Multi-Deployment Models
models:
- name: gpt-4o
strategy: round-robin
max_retries: 2
aliases: [default]
deployments:
- name: azure-east
provider: azure
base_url: https://eastus.openai.azure.com
api_key: ${AZURE_EAST_KEY}
azure_deployment: my-gpt4o-east
- name: azure-west
provider: azure
base_url: https://westus.openai.azure.com
api_key: ${AZURE_WEST_KEY}
azure_deployment: my-gpt4o-west
- name: openai-direct
provider: openai
base_url: https://api.openai.com/v1
api_key: ${OPENAI_KEY}
Your app sends model: "default". VoidLLM picks a deployment based on the strategy.
Routing Strategies
| Strategy | Description | Best for |
|---|---|---|
round-robin | Equal distribution, next in rotation | Default, even load |
least-latency | Routes to the deployment with lowest recent P50 | Latency-sensitive apps |
weighted | Distribute by configured weight | Cost optimization (cheap provider gets more) |
priority | Always use highest-priority, fall back when down | Primary/backup scenarios |
Weighted Example
deployments:
- name: cheap-provider
weight: 3 # gets 75% of traffic
- name: premium-provider
weight: 1 # gets 25% of traffic
Priority Example
deployments:
- name: primary
priority: 1 # used first (lower = higher priority)
- name: backup
priority: 2 # used only when primary is down
Automatic Failover
When a deployment returns 5xx, times out, or can’t connect, VoidLLM retries on the next available deployment. The max_retries setting controls how many deployments to try before giving up.

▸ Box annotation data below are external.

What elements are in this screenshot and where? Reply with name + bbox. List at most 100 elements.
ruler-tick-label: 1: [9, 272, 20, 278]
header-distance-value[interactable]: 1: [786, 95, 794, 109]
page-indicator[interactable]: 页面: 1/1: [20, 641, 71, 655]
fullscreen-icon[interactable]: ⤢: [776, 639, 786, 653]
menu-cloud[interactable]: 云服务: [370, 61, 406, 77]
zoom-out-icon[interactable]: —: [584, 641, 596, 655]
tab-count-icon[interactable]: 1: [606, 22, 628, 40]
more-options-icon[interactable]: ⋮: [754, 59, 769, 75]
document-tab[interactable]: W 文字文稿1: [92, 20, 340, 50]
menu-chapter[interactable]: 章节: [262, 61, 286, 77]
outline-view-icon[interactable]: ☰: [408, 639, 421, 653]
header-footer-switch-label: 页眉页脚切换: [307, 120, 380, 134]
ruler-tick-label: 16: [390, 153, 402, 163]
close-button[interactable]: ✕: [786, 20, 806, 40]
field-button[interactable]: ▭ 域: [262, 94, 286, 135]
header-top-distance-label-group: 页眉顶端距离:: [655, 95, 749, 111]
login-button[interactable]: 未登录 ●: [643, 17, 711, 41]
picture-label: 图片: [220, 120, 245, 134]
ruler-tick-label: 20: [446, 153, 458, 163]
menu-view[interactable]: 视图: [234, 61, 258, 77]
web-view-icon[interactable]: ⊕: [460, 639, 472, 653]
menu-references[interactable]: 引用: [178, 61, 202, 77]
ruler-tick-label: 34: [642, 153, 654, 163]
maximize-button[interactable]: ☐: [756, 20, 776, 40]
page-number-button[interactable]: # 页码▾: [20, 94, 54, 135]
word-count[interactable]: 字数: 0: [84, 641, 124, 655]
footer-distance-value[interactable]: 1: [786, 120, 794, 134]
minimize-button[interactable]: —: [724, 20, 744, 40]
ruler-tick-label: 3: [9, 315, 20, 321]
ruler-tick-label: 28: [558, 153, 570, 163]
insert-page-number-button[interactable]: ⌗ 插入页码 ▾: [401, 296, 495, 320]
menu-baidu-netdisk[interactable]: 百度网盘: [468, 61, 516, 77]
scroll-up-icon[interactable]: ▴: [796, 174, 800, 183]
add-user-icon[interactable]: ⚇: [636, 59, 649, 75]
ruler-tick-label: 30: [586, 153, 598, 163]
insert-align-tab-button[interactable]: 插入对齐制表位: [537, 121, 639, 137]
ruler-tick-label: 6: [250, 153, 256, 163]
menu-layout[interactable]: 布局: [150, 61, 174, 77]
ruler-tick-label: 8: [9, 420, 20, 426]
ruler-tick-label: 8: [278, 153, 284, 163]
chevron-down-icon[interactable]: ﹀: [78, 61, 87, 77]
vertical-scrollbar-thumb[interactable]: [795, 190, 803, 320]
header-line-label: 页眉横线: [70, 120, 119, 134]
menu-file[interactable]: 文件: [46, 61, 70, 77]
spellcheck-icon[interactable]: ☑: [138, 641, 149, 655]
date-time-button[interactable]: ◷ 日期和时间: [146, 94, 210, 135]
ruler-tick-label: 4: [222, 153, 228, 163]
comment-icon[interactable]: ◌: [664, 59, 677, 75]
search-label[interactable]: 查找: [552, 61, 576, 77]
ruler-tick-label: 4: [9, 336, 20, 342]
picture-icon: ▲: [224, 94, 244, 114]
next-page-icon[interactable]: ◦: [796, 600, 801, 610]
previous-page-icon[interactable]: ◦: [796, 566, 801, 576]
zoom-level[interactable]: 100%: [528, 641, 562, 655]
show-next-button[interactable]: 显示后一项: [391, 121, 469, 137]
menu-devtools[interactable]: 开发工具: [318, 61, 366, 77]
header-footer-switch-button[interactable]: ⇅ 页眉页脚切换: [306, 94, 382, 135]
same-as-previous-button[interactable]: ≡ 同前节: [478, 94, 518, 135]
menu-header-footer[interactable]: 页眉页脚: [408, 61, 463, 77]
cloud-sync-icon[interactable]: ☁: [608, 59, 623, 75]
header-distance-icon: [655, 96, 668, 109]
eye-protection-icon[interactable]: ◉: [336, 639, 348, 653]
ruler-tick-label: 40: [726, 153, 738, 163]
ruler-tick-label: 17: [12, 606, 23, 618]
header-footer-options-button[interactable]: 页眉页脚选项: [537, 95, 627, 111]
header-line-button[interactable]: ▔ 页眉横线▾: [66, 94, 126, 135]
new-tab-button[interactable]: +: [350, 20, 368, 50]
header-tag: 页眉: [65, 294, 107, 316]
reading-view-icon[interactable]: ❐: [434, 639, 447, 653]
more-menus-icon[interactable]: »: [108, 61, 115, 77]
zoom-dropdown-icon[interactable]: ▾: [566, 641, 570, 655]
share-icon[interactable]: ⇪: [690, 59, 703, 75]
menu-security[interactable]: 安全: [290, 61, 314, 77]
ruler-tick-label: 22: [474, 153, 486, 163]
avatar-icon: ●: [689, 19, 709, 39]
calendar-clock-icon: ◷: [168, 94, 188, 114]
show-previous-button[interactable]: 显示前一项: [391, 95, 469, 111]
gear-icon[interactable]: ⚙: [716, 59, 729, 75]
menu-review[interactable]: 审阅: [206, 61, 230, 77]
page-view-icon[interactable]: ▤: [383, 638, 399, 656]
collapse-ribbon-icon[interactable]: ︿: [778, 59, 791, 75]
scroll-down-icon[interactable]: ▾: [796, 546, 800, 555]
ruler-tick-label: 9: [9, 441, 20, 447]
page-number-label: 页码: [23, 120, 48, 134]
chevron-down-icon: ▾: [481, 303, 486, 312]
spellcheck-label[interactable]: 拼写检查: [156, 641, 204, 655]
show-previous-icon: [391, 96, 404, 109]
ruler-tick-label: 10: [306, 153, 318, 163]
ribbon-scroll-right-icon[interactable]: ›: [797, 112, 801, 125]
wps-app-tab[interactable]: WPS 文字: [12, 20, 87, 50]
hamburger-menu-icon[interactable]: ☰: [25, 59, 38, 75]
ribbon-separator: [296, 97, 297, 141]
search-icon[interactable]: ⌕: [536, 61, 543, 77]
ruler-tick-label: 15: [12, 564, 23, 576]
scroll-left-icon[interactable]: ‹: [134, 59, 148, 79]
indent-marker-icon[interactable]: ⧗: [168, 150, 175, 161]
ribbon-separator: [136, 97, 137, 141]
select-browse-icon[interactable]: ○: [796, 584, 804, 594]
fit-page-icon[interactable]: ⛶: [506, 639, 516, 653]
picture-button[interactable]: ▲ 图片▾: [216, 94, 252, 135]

This happens transparently - the client sees a normal response. Usage tracking records which deployment actually handled the request.
Circuit Breakers
Each deployment has its own circuit breaker. After consecutive failures, the circuit opens and the deployment is temporarily skipped.
settings:
circuit_breaker:
enabled: true
threshold: 5 # failures before opening
timeout: 30s # how long to stay open
half_open_max: 1 # test requests before closing
Health-Aware Routing
VoidLLM continuously probes each deployment’s health. Unhealthy deployments are excluded from routing automatically. If all deployments are unhealthy, VoidLLM falls back to trying them anyway (better than returning nothing).
settings:
health_check:
health:
enabled: true
interval: 30s
functional:
enabled: true
interval: 5m
The functional probe sends a minimal request to each deployment (e.g., a 1-token completion) to verify end-to-end connectivity. The health probe checks basic reachability.
Important: Same Model Across Deployments
All deployments within a model should serve the same (or equivalent) LLM. VoidLLM sends the model name from the request to every upstream, so each deployment must recognize it.
This works for:
- Same model across regions (Azure East + West)
- Same model across providers (Azure + OpenAI direct)
This does not work for mixing different LLMs (e.g., GPT-4o + Llama 70B) because vLLM wouldn’t recognize “gpt-4o” as a valid model name. Cross-model failover chains are on the Enterprise roadmap.
Community Feature
Load balancing, failover, circuit breakers, and health probing are all included in the free Community tier.